La solidarité anime nombre de nos histoires

Combien d’exemples, encore plus édifiants que celui qui vient maintenant, ont pu nous impressionner au cours des âges, et nous mettre sur le chemin de la plus radicale des solidarités !

Kruger Park est une vaste réserve de vie sauvage qui se trouve dans l’est du Transvaal, à la frontière avec le Mozambique. Lions et buffles y vivent tranquillement, les uns mangeant les autres comme c’est la tradition depuis des centaines de milliers d’années. Mais un jour, il se passa quelque chose qui mit en émoi une bande de touristes en visite dans le parc sans penser à mal, et qui les transforma en rebelles furieusement gauchistes, prêts à bouffer du lion à la première occasion. Voici ce qui se passa.

Un troupeau de buffles longeait paisiblement la berge d’un lac quand le grand mâle de tête détecta une menace tapie dans les herbes devant lui. Il s’avança, suivi de quelques membres de son clan, en direction du danger. C’étaient des lions, rampant aplatis, jaunes sur l’herbe jaune, et qui n’avaient d’yeux que pour cette viande qui venait à eux. Le grand mâle demanda le passage ; les lions répondirent en se jetant sur le groupe, qui détala.

Les prédateurs eurent tôt fait de rattraper un jeune buffle, qu’ils plaquèrent au sol mais, dans les roulades de l’instant, le groupe dégringola sur la berge et dérapa dans la boue.
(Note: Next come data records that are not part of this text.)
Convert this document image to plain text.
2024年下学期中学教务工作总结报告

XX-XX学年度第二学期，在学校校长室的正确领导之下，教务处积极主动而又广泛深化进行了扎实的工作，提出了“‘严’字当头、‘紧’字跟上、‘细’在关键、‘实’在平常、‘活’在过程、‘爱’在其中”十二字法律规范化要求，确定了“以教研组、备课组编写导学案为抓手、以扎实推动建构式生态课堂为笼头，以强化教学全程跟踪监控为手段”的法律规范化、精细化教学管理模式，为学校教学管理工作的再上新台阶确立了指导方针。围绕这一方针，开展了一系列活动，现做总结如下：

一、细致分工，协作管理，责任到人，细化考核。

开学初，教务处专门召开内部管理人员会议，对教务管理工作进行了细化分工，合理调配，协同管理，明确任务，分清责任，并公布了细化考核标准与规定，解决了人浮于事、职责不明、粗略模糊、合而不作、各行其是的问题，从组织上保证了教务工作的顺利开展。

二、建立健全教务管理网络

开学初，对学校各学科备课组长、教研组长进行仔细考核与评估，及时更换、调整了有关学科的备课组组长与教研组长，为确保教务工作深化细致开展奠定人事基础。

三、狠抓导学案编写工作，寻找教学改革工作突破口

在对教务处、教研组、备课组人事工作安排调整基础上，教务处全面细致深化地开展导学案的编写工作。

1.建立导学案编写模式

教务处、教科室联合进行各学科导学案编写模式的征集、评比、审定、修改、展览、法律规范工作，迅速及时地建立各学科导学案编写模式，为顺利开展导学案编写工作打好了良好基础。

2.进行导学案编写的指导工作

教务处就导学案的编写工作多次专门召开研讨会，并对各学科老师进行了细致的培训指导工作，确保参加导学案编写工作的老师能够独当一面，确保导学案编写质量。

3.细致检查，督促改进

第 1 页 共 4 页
Calmement, on entreprit de remonter la prise vers le sec. Tandis qu’une lionne étouffait le veau en lui enfermant le museau dans sa gueule grande ouverte, les autres travaillèrent à l’immobiliser. Ceci prit du temps. L’enfant faiblissait. Un crocodile flaira la bonne affaire et se jeta lui aussi sur la proie, dans l’idée de la joindre à son garde-manger. Il s’ensuivit une courte mais intense bataille au cours de laquelle le pauvre gamin, écartelé mais toujours vivant, fut disputé par le crocodile et par les félins. Tout ceci sous les yeux horrifiés des buffles et des humains. « Ne peut-on rien faire ? » dit une personne. « C’est trop tard » répondit-on. « Le gosse est foutu. » Chez les buffles, on devait tenir de semblables propos, et la mère se désolait.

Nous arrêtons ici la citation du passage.